I want to start off by saying that I have been extremely blessed in my training career by being around some extremely knowledgeable people, all with different backgrounds and varying expertise. With that being said, when talking to people that I train and people at meets, I often find that many of them don’t know the little tricks top lifters use to increase their lifts. And the best part: anyone can do them. Here are just a few tips to try:

Belt placement

Belt placement seems pretty simple, right?

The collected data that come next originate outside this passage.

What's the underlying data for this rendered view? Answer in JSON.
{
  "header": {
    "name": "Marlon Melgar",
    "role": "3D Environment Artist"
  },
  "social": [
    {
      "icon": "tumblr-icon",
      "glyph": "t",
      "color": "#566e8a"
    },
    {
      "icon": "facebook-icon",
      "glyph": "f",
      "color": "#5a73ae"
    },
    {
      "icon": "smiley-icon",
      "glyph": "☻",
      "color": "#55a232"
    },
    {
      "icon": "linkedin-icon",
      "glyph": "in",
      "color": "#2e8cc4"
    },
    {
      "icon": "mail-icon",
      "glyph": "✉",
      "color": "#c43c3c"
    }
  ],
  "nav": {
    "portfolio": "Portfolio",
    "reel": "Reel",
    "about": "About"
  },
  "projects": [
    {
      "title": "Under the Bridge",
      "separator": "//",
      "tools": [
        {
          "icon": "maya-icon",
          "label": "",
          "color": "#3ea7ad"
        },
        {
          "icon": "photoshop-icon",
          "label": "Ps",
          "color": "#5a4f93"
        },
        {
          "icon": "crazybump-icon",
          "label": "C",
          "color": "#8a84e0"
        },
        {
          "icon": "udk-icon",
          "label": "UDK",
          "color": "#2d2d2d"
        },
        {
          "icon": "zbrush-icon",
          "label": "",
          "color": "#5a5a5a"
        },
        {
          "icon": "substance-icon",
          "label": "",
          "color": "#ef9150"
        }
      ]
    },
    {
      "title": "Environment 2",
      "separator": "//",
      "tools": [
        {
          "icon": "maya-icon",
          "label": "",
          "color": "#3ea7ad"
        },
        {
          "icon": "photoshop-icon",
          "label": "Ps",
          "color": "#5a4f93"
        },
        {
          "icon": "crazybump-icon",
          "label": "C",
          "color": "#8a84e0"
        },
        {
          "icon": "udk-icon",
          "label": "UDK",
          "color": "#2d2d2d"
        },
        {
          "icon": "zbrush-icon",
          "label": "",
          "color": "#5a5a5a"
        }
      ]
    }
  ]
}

Just put it around your belly and blow out... Well, not exactly. Each lift is a different beast, so why would you wear your belt the same for both?

For the squat, your belly should be used as a tool for stability and leverage. The belt is there for intra-abdominal pressure, but you can also use it to maximize the leverage you have. If you watch YouTube videos of big name lifters, you’ll see that the majority of them push the front of their belts very low—almost completely under their belly buttons. This pushes the belly up and makes it a little bigger, thus giving you a bigger base of support.

For the deadlift, a new fad has emerged that involves wearing your belt extremely high. This is amazing for lifters that tend to round over as they deadlift. The belt acts as a brace on the muscles and creates extra rigidity.

Try these out and see if they help. I’m going to bet that they will.

Lockout reps

If you watch the majority of good bench pressers versus the majority of bad bench pressers, you’ll notice one major pattern... The best benchers in the world lockout EVERY single rep they do, and they have tons of muscle mass right behind the elbow. Not only do they lockout every rep on the bench press, but they also lockout and flex the triceps on extensions and push-downs. Try to push the bar an extra inch during training. Why? Well, you have to lock a bench out in competition, don’t you?

Wrist wraps

When attempting to press maximal pounds, you want to take advantage of every little thing you can. As we all know, wrist wraps hold the wrist in place and provide. However, many people wrap their wrists completely wrong for what they are trying to do. If you are wrapping your wrist straight across, then you are missing out. If you want to get some serious support, you should try wrapping above and below the wrist like a cast. By doing this, you are setting the hand to where it cannot easily be bent, which will also help keep the bar, wrist, and elbow in line—a must for big time pressing.

Hopefully this article helps you start thinking about the little stuff that could help boost your numbers on the big three lifts. There are tons of little tricks like this that can help you reach a higher level, so reach out to experienced lifters to soak up all of the information you can. Knowledge is strength.